Mesenchymal stem cells from donors can harbor viral DNA themselves. Testing of MSCs from healthy donors has found genetic material from several viruses, including members of the herpesvirus family. Additionally, viral contamination can occur during cell processing and culture in the lab. Established medical protocols now require PCR testing for herpesviruses before any MSC transplantation.
MSCs are also known to suppress immune responses. While this property is useful for treating autoimmune conditions, it’s a potential liability in someone with a chronic viral infection. Suppressing the immune system could theoretically allow herpes to reactivate more frequently or severely. Systemic MSC administration has been linked to increased risk of serious infections, including pneumonia-related deaths in some transplant settings.
Where Things Stand
The honest picture is that stem cells are a research tool for herpes, not a treatment. They help scientists understand the virus better, model infection in the lab, and potentially serve as delivery mechanisms for future therapies. But no stem cell therapy has entered clinical trials for herpes, and no evidence suggests that stem cells alone can reach or eliminate the virus hiding in nerve tissue.
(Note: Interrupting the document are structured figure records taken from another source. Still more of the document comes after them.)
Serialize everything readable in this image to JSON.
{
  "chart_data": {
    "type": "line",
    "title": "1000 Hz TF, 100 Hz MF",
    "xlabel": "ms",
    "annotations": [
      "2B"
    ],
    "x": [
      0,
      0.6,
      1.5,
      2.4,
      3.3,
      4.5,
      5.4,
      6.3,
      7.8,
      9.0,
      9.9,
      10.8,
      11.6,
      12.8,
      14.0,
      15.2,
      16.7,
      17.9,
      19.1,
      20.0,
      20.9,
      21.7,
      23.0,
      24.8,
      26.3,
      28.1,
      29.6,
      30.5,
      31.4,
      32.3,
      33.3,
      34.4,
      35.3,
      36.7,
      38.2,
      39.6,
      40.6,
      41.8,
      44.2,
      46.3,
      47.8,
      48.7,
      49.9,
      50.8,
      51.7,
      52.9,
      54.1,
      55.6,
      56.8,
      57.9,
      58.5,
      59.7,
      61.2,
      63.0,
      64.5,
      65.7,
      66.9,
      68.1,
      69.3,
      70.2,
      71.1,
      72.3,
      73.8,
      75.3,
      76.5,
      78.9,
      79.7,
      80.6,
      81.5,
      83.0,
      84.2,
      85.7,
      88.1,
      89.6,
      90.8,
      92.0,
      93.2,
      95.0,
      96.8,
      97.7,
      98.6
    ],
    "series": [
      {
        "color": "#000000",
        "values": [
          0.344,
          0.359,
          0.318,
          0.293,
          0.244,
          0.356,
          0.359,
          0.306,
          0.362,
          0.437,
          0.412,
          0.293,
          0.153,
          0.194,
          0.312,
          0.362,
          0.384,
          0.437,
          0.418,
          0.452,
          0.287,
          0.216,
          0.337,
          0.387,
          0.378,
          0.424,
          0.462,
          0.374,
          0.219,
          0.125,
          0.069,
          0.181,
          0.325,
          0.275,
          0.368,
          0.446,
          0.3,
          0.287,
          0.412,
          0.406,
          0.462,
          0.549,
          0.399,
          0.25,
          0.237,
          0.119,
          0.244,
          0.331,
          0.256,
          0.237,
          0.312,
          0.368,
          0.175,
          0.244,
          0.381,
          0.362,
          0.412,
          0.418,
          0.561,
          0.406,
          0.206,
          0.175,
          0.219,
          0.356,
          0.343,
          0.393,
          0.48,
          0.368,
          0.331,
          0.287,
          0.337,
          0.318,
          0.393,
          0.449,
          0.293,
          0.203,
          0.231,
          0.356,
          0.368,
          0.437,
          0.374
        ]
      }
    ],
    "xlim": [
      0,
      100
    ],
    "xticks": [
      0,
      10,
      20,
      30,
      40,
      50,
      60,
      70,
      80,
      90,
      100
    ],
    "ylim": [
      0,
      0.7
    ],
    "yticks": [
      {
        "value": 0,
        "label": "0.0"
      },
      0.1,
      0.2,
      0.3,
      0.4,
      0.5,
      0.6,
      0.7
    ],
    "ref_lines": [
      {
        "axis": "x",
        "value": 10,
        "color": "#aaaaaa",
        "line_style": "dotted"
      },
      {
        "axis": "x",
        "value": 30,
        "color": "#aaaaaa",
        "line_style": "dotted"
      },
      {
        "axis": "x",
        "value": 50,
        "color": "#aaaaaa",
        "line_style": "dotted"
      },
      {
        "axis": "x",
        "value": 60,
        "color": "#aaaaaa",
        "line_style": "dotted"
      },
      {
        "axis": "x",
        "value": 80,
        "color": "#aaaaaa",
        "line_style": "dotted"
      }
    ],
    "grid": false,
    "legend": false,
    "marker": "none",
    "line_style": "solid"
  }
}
The NIH’s strategic plan for 2023-2028 focuses on developing vaccines, improving understanding of latency, and pursuing functional cures. Gene-editing approaches are further along than any stem cell-based strategy. Multiple vaccine candidates are also in development, with early-phase clinical trials underway to test safety and immune response. For now, antiviral medications remain the only proven way to manage herpes, reducing outbreak frequency and transmission risk but not eliminating the virus.